ARTICLE PARU DANS LE MIGROS MAGAZINE LE 22.04.2013

 

"Les nouvelles façons d'investir son argent

Vin, bijoux et œuvres d'art: on appelle ça des «investissements spéciaux» ou «atypiques». A l’heure des produits financiers volatils, quand pas toxiques, placer ses billes dans le tangible, le beau et le bon devient tendance.

 

Le vin, un placement de grand-père?

Filip Opdebeeck, créateur d’un concept de stockage de vin dans les coffres d’une banque. (Photo Fred Merz-Rezo)

Parmi les avantages qu’il y aurait à investir dans le vin, le plus évident voudrait qu’on ne perde jamais tout: «Même si sa valeur baisse, il vous restera toujours vos bonnes bouteilles» , assène Michel Tamisier.

La sécurité ensuite que représentent des produits «rares et peu extensifs»: «De laRomanée-Conti , pour prendre l’exemple le plus fameux, il ne s’en produit que 5000 bouteilles par année.» Avec une demande provenant du monde entier, les risques d’une baisse paraissent en effet limités. La «déconnexion» du produit, autrement dit son insensibilité aux bouleversements politiques, est aussi appréciée. Aucun remaniement ministériel, aucune affaire, qu’elle soit estampillée DSK, Bettencourt ou Cahuzac, «n’affectera jamais le prix du Château Latour».

Michel Tamisier souligne dans la foulée que «depuis 1950 la valeur des grands crus a augmenté en moyenne de 13% par année. Ça laisse rêveur». Avec son fonds «Nobles crus», il assure être parvenu en cinq ans à 80% de performance, autrement dit plus de 15% par année.

Bémol: des rendements de cette ampleur ne semblent possibles qu’avec les très grands crus. «Et encore seulement dans les bons millésimes». Des vins plus accessibles au commun des mortels pourront certes produire «des rendements intéressants, mais jamais de cet ordre-là» et seront de plus affectés par la conjoncture – «ils ont d’ailleurs connu des baisses pendant la crise». Des variations peuvent toutefois aussi intervenir dans le haut de gamme. «On voit les Bordeaux baisser en raison d’un désamour des Chinois qui se tournent plutôt vers le Bourgogne et les vins italiens.»

Filip Opdebeeck, qui a créé avec «Au bonheur du vin» un concept original de stockage dans les coffres d’une banque genevoise, conseille aussi ses clients qui souhaitent investir dans la bouteille. Il pointe une tendance des fonds d’investissement à surévaluer leurs stocks: «Ils vendent très peu, or c’est à la vente que la valeur réelle d’une bouteille s’établit.»

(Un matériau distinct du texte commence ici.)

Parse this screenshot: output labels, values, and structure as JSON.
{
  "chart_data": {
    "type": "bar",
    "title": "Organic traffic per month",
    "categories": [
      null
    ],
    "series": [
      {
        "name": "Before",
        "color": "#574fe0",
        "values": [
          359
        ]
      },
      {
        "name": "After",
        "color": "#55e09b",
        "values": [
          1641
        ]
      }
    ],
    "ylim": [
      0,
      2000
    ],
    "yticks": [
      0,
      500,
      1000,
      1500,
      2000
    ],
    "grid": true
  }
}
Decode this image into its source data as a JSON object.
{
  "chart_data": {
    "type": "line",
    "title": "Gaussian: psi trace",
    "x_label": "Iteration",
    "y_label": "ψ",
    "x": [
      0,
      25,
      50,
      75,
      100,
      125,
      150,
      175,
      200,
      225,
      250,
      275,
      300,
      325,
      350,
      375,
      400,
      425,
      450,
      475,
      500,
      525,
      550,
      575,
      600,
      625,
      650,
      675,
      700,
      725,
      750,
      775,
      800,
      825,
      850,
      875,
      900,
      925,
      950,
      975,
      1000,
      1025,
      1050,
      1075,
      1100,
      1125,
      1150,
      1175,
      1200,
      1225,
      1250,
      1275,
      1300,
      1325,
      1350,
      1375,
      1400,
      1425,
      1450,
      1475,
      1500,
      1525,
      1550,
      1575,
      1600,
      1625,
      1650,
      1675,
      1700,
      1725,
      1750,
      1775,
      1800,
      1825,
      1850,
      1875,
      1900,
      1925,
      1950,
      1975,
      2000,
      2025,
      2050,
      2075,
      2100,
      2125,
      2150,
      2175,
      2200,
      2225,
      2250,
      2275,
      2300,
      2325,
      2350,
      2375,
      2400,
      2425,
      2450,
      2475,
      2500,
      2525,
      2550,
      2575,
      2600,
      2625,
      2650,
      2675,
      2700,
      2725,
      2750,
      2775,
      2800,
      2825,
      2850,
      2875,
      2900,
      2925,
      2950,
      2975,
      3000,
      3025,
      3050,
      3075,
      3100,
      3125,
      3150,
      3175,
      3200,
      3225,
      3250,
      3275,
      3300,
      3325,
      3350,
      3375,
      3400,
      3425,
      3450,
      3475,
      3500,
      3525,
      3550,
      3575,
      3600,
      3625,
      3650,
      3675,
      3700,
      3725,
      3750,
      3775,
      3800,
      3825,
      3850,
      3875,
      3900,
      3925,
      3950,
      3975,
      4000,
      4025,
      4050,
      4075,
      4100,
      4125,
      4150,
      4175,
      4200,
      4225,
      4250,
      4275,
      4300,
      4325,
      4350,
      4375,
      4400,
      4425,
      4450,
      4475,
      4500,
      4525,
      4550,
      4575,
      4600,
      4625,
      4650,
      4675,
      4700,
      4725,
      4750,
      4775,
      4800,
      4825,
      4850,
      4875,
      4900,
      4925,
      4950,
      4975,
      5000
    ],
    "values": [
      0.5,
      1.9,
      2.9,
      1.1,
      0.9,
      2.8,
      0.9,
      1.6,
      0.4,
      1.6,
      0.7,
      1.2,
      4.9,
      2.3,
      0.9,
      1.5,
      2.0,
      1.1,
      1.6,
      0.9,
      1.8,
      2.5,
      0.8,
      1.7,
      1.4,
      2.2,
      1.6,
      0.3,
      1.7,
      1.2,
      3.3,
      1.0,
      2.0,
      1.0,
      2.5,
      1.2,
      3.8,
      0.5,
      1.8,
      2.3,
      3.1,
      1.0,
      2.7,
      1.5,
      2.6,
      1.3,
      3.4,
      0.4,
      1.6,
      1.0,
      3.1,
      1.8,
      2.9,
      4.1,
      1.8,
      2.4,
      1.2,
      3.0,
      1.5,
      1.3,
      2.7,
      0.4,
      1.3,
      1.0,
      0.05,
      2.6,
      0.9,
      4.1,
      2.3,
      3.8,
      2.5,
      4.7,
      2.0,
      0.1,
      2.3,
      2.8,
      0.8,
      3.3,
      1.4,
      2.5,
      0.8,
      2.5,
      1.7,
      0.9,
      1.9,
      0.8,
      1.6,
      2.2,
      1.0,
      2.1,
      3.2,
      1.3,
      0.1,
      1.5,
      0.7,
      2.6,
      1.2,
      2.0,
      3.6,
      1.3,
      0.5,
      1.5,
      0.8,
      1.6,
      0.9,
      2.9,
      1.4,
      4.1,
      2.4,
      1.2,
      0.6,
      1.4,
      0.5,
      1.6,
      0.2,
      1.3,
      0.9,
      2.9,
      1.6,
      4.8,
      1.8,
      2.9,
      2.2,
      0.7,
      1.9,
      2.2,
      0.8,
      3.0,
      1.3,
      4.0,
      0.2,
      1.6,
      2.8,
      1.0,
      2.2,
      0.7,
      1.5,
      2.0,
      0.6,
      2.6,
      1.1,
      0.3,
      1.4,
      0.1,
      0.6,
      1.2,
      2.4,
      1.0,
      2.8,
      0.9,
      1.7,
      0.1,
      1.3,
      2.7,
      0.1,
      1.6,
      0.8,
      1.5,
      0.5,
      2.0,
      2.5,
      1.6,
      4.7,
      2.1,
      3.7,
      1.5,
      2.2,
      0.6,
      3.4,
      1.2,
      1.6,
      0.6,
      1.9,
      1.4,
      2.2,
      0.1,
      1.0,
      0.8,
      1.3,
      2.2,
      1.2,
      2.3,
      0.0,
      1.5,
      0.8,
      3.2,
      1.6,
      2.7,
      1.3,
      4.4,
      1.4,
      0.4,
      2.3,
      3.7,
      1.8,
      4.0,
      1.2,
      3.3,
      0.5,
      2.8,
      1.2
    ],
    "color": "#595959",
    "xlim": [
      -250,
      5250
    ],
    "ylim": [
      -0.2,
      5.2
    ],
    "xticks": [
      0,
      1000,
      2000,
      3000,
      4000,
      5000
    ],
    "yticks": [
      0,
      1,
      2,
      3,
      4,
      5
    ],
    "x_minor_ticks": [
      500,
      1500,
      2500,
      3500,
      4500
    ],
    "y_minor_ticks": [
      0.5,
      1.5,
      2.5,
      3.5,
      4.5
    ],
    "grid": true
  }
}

Car si «deux minutes suffisent pour acheter un vin, et trois pour le stocker», quand il s’agit de le vendre, c’est une autre affaire: «C’est un métier, cela peut être long. Et puis il ne faut pas oublier les commissions de revente (+/-10%) que prennent les marchands de vins ou les maisons de ventes aux enchères.» Des frais qui s’ajoutent à ceux, inévitables, de stockage et d’assurance. Sans oublier «le goût de bouchon» qui touche en moyenne «3 à 5%» d’un stock: «Une bouteille pourra certes être remplacée, mais jamais après des années.»

Pour Filip Opdebeeck, le vin est avant tout «un produit de consommation et non de spéculation». Mais rien n’empêche de «lier les deux en achetant bien». Et pour bien acheter, autant suivre quelques conseils de sioux: «Connaître les marchands et l’origine du vin, tenir compte des notes Parker , connaître les châteaux, s’informer de ce qui s’y passe, acheter les primeurs.»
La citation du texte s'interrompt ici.